35 schools, nearly half the county’s secondary schools, are using MusicFirst and Soundtrap to enhance remote learning during the pandemic.
“We’re finding that with the right tools like Soundtrap, we can have a much bigger impact on the mental health of young people, the social isolation of young people, and re-engagement with general education as well,” Stevens said. “Students and particularly pre-teens and teenagers know exactly what music software and technology is out there, and they’re desperate to use technology in their studies. They’re all over it.”
Mark Taylor is the Director of Music at the Simon Balle School, one of the county’s secondary schools using Soundtrap during the pandemic. At Simon Balle School, one in three students learns an instrument from Year 2 to Year 13.
When COVID hit, students’ work on music compositions at Simon Balle did not stop. They were online and could continue their work with Soundtrap on an iPad or computer.
Taylor notes: “Music is at the heart of what we do. Soundtrap engages students because they’re able to work at home and collaborate with other students remotely as a result of it being cloud-based and integrated into Google Classroom.”
Taylor added that students gravitate to various Soundtrap features, including songwriting, recording, and beats options that enable them to build a song from scratch.
The ability to collaborate remotely has been helpful for students during the pandemic. Taylor also emphasizes another critical facet of being able to use Soundtrap at home. “I always believe it’s hard to be creative on demand like ‘You’ve got to do your composition.’ And the fact that they can work on it at home, it gives them more independence.”
Ben Stevens also uses Soundtrap to help keep students who are disillusioned with school engaged in learning, serving as both a prevention and intervention tool.
“We found that music ─ songwriting, in particular ─ gives students a way of expressing themselves, and it helps them re-engage with education and the ability to express themselves.
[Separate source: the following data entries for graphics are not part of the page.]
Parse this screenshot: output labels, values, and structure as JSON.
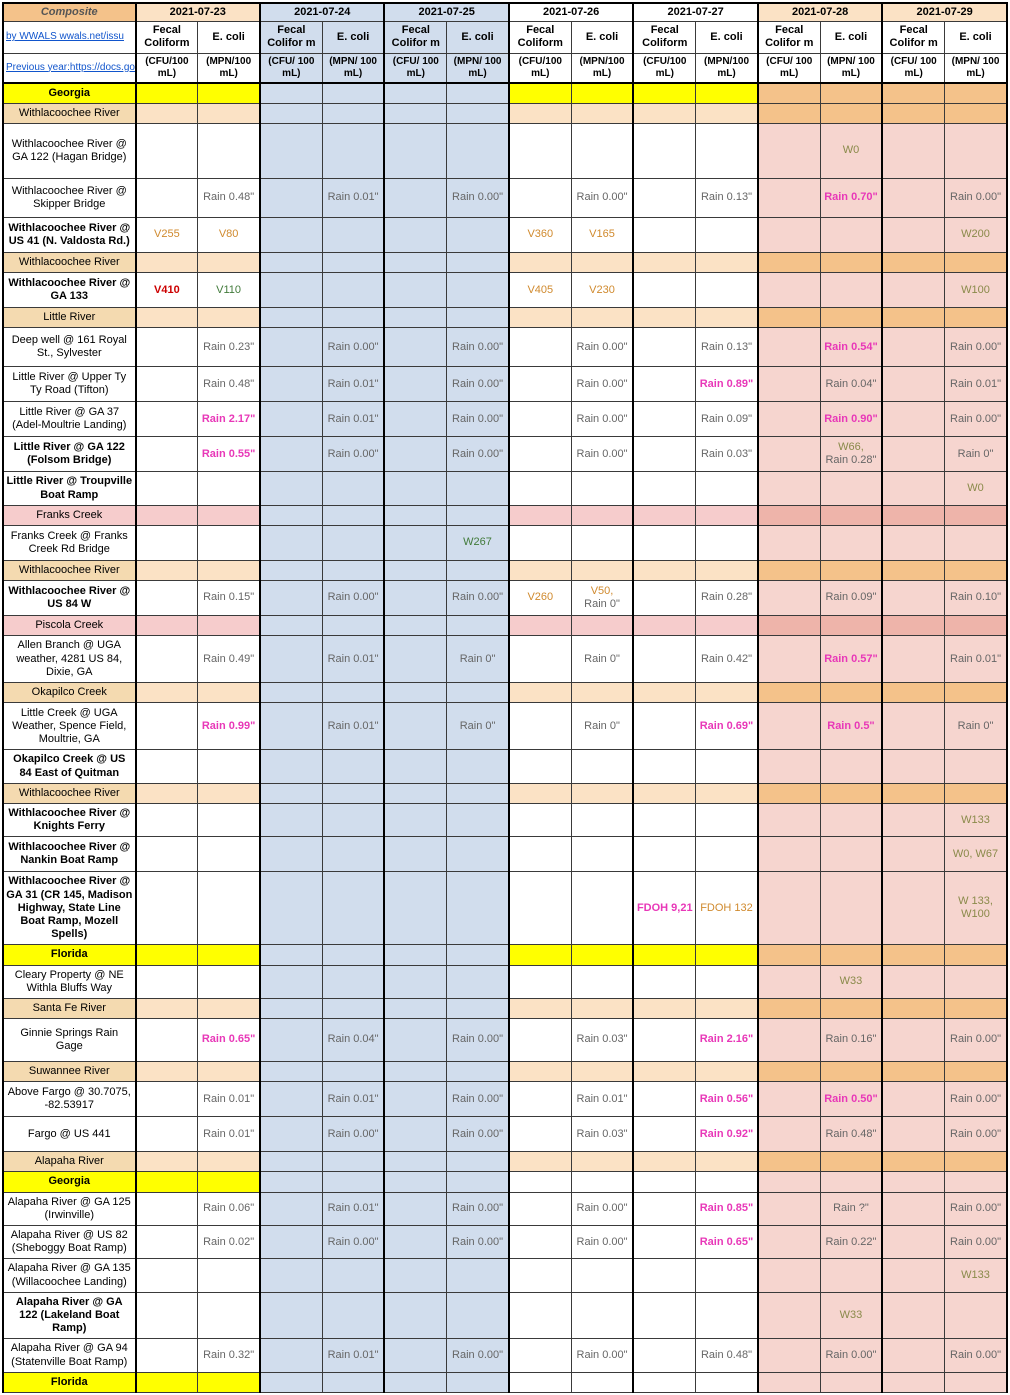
{
  "header": {
    "title": "Composite",
    "byline": "by WWALS wwals.net/issu",
    "prev_year": "Previous year:https://docs.go",
    "dates": [
      "2021-07-23",
      "2021-07-24",
      "2021-07-25",
      "2021-07-26",
      "2021-07-27",
      "2021-07-28",
      "2021-07-29"
    ],
    "sub": [
      "Fecal Coliform",
      "E. coli",
      "Fecal Colifor m",
      "E. coli",
      "Fecal Colifor m",
      "E. coli",
      "Fecal Coliform",
      "E. coli",
      "Fecal Coliform",
      "E. coli",
      "Fecal Colifor m",
      "E. coli",
      "Fecal Colifor m",
      "E. coli"
    ],
    "units_a": "(CFU/100 mL)",
    "units_b": "(MPN/100 mL)",
    "units_c": "(CFU/ 100 mL)",
    "units_d": "(MPN/ 100 mL)"
  },
  "sections": {
    "georgia": "Georgia",
    "florida": "Florida",
    "withla": "Withlacoochee River",
    "little": "Little River",
    "franks": "Franks Creek",
    "piscola": "Piscola Creek",
    "okapilco": "Okapilco Creek",
    "santafe": "Santa Fe River",
    "suwannee": "Suwannee River",
    "alapaha": "Alapaha River"
  },
  "rows": {
    "hagan": {
      "label": "Withlacoochee River @ GA 122 (Hagan Bridge)",
      "d28e": "W0"
    },
    "skipper": {
      "label": "Withlacoochee River @ Skipper Bridge",
      "d23e": "Rain 0.48\"",
      "d24e": "Rain 0.01\"",
      "d25e": "Rain 0.00\"",
      "d26e": "Rain 0.00\"",
      "d27e": "Rain 0.13\"",
      "d28e": "Rain 0.70\"",
      "d29e": "Rain 0.00\""
    },
    "us41": {
      "label": "Withlacoochee River @ US 41 (N. Valdosta Rd.)",
      "d23f": "V255",
      "d23e": "V80",
      "d26f": "V360",
      "d26e": "V165",
      "d29e": "W200"
    },
    "ga133": {
      "label": "Withlacoochee River @ GA 133",
      "d23f": "V410",
      "d23e": "V110",
      "d26f": "V405",
      "d26e": "V230",
      "d29e": "W100"
    },
    "deepwell": {
      "label": "Deep well @ 161 Royal St., Sylvester",
      "d23e": "Rain 0.23\"",
      "d24e": "Rain 0.00\"",
      "d25e": "Rain 0.00\"",
      "d26e": "Rain 0.00\"",
      "d27e": "Rain 0.13\"",
      "d28e": "Rain 0.54\"",
      "d29e": "Rain 0.00\""
    },
    "tyty": {
      "label": "Little River @ Upper Ty Ty Road (Tifton)",
      "d23e": "Rain 0.48\"",
      "d24e": "Rain 0.01\"",
      "d25e": "Rain 0.00\"",
      "d26e": "Rain 0.00\"",
      "d27e": "Rain 0.89\"",
      "d28e": "Rain 0.04\"",
      "d29e": "Rain 0.01\""
    },
    "ga37": {
      "label": "Little River @ GA 37 (Adel-Moultrie Landing)",
      "d23e": "Rain 2.17\"",
      "d24e": "Rain 0.01\"",
      "d25e": "Rain 0.00\"",
      "d26e": "Rain 0.00\"",
      "d27e": "Rain 0.09\"",
      "d28e": "Rain 0.90\"",
      "d29e": "Rain 0.00\""
    },
    "folsom": {
      "label": "Little River @ GA 122 (Folsom Bridge)",
      "d23e": "Rain 0.55\"",
      "d24e": "Rain 0.00\"",
      "d25e": "Rain 0.00\"",
      "d26e": "Rain 0.00\"",
      "d27e": "Rain 0.03\"",
      "d28e": "W66, Rain 0.28\"",
      "d29e": "Rain 0\""
    },
    "troup": {
      "label": "Little River @ Troupville Boat Ramp",
      "d29e": "W0"
    },
    "franksrd": {
      "label": "Franks Creek @ Franks Creek Rd Bridge",
      "d25e": "W267"
    },
    "us84w": {
      "label": "Withlacoochee River @ US 84 W",
      "d23e": "Rain 0.15\"",
      "d24e": "Rain 0.00\"",
      "d25e": "Rain 0.00\"",
      "d26f": "V260",
      "d26e": "V50, Rain 0\"",
      "d27e": "Rain 0.28\"",
      "d28e": "Rain 0.09\"",
      "d29e": "Rain 0.10\""
    },
    "allen": {
      "label": "Allen  Branch @ UGA weather, 4281 US 84, Dixie, GA",
      "d23e": "Rain 0.49\"",
      "d24e": "Rain 0.01\"",
      "d25e": "Rain 0\"",
      "d26e": "Rain 0\"",
      "d27e": "Rain 0.42\"",
      "d28e": "Rain 0.57\"",
      "d29e": "Rain 0.01\""
    },
    "spence": {
      "label": "Little Creek @ UGA Weather, Spence Field, Moultrie, GA",
      "d23e": "Rain 0.99\"",
      "d24e": "Rain 0.01\"",
      "d25e": "Rain 0\"",
      "d26e": "Rain 0\"",
      "d27e": "Rain 0.69\"",
      "d28e": "Rain 0.5\"",
      "d29e": "Rain 0\""
    },
    "quitman": {
      "label": "Okapilco Creek @ US 84 East of Quitman"
    },
    "knights": {
      "label": "Withlacoochee River @ Knights Ferry",
      "d29e": "W133"
    },
    "nankin": {
      "label": "Withlacoochee River @ Nankin Boat Ramp",
      "d29e": "W0, W67"
    },
    "ga31": {
      "label": "Withlacoochee River @ GA 31 (CR 145, Madison Highway, State Line Boat Ramp, Mozell Spells)",
      "d27f": "FDOH 9,21",
      "d27e": "FDOH 132",
      "d29e": "W 133, W100"
    },
    "cleary": {
      "label": "Cleary Property @ NE Withla Bluffs Way",
      "d28e": "W33"
    },
    "ginnie": {
      "label": "Ginnie Springs Rain Gage",
      "d23e": "Rain 0.65\"",
      "d24e": "Rain 0.04\"",
      "d25e": "Rain 0.00\"",
      "d26e": "Rain 0.03\"",
      "d27e": "Rain 2.16\"",
      "d28e": "Rain 0.16\"",
      "d29e": "Rain 0.00\""
    },
    "fargo1": {
      "label": "Above Fargo @ 30.7075, -82.53917",
      "d23e": "Rain 0.01\"",
      "d24e": "Rain 0.01\"",
      "d25e": "Rain 0.00\"",
      "d26e": "Rain 0.01\"",
      "d27e": "Rain 0.56\"",
      "d28e": "Rain 0.50\"",
      "d29e": "Rain 0.00\""
    },
    "fargo2": {
      "label": "Fargo @ US 441",
      "d23e": "Rain 0.01\"",
      "d24e": "Rain 0.00\"",
      "d25e": "Rain 0.00\"",
      "d26e": "Rain 0.03\"",
      "d27e": "Rain 0.92\"",
      "d28e": "Rain 0.48\"",
      "d29e": "Rain 0.00\""
    },
    "ga125": {
      "label": "Alapaha River @ GA 125 (Irwinville)",
      "d23e": "Rain 0.06\"",
      "d24e": "Rain 0.01\"",
      "d25e": "Rain 0.00\"",
      "d26e": "Rain 0.00\"",
      "d27e": "Rain 0.85\"",
      "d28e": "Rain ?\"",
      "d29e": "Rain 0.00\""
    },
    "us82": {
      "label": "Alapaha River @ US 82 (Sheboggy Boat Ramp)",
      "d23e": "Rain 0.02\"",
      "d24e": "Rain 0.00\"",
      "d25e": "Rain 0.00\"",
      "d26e": "Rain 0.00\"",
      "d27e": "Rain 0.65\"",
      "d28e": "Rain 0.22\"",
      "d29e": "Rain 0.00\""
    },
    "ga135": {
      "label": "Alapaha River @ GA 135 (Willacoochee Landing)",
      "d29e": "W133"
    },
    "lakeland": {
      "label": "Alapaha River @ GA 122 (Lakeland Boat Ramp)",
      "d28e": "W33"
    },
    "ga94": {
      "label": "Alapaha River @ GA 94 (Statenville Boat Ramp)",
      "d23e": "Rain 0.32\"",
      "d24e": "Rain 0.01\"",
      "d25e": "Rain 0.00\"",
      "d26e": "Rain 0.00\"",
      "d27e": "Rain 0.48\"",
      "d28e": "Rain 0.00\"",
      "d29e": "Rain 0.00\""
    }
  }
}
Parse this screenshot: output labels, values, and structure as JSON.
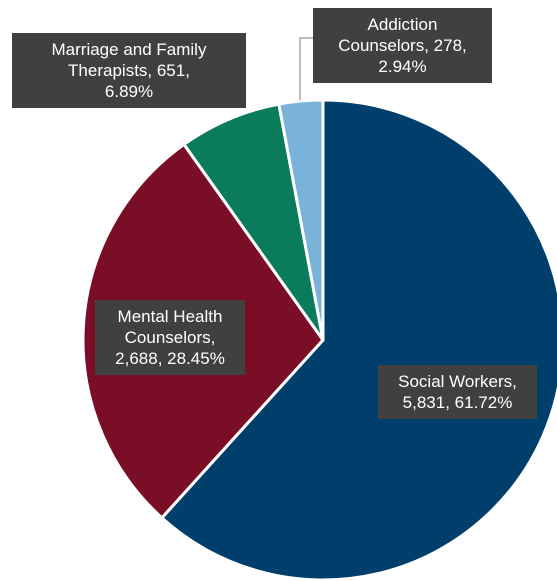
{
  "chart_data": {
    "type": "pie",
    "values": [
      5831,
      2688,
      651,
      278
    ],
    "value_labels": [
      "Social Workers,\n5,831, 61.72%",
      "Mental Health\nCounselors,\n2,688, 28.45%",
      "Marriage and Family\nTherapists, 651,\n6.89%",
      "Addiction\nCounselors, 278,\n2.94%"
    ],
    "colors": [
      "#003f6b",
      "#7a0e27",
      "#0a7c5c",
      "#7ab3d9"
    ]
  }
}
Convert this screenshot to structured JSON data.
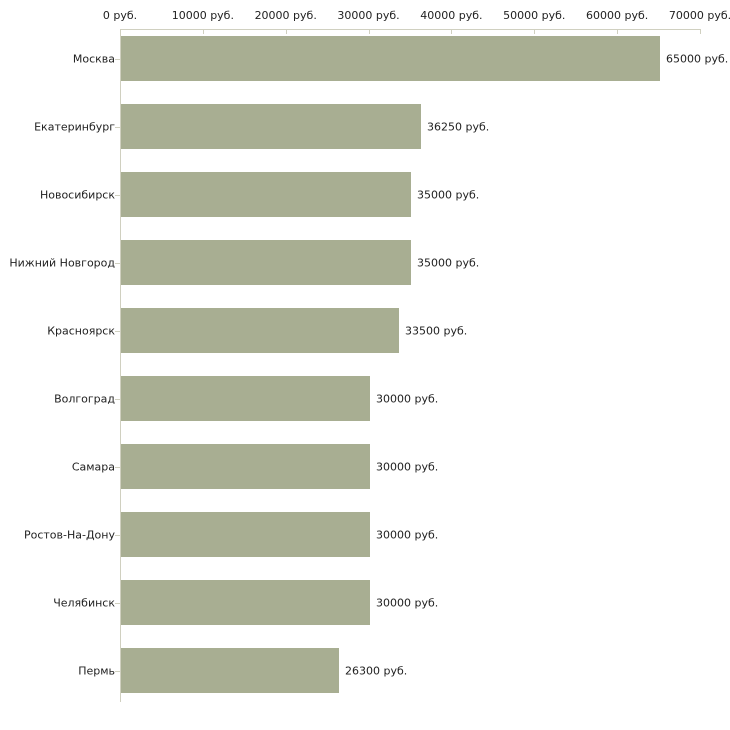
{
  "chart_data": {
    "type": "bar",
    "orientation": "horizontal",
    "title": "",
    "xlabel": "",
    "ylabel": "",
    "grid": false,
    "legend": false,
    "categories": [
      "Москва",
      "Екатеринбург",
      "Новосибирск",
      "Нижний Новгород",
      "Красноярск",
      "Волгоград",
      "Самара",
      "Ростов-На-Дону",
      "Челябинск",
      "Пермь"
    ],
    "values": [
      65000,
      36250,
      35000,
      35000,
      33500,
      30000,
      30000,
      30000,
      30000,
      26300
    ],
    "value_labels": [
      "65000 руб.",
      "36250 руб.",
      "35000 руб.",
      "35000 руб.",
      "33500 руб.",
      "30000 руб.",
      "30000 руб.",
      "30000 руб.",
      "30000 руб.",
      "26300 руб."
    ],
    "x_axis": {
      "min": 0,
      "max": 70000,
      "unit": "руб.",
      "tick_labels": [
        "0 руб.",
        "10000 руб.",
        "20000 руб.",
        "30000 руб.",
        "40000 руб.",
        "50000 руб.",
        "60000 руб.",
        "70000 руб."
      ]
    },
    "colors": {
      "bar": "#a8ae92",
      "axis": "#d0d0c0",
      "text": "#222222",
      "background": "#ffffff"
    }
  }
}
It’s them. It’s their own lived experience in a song,” Stevens said.
On the prevention front, the goal is to provide a shared experience for young people where they can collaborate with other students and create their own music at home to keep them connected to school.
On the opposite end of the spectrum, at education support centers attended by students who have been expelled, Soundtrap and music serve a similar purpose.
“We engage them through music. It’s essentially an intervention, but it’s a mixture. It’s therapy. It’s education,” Stevens said.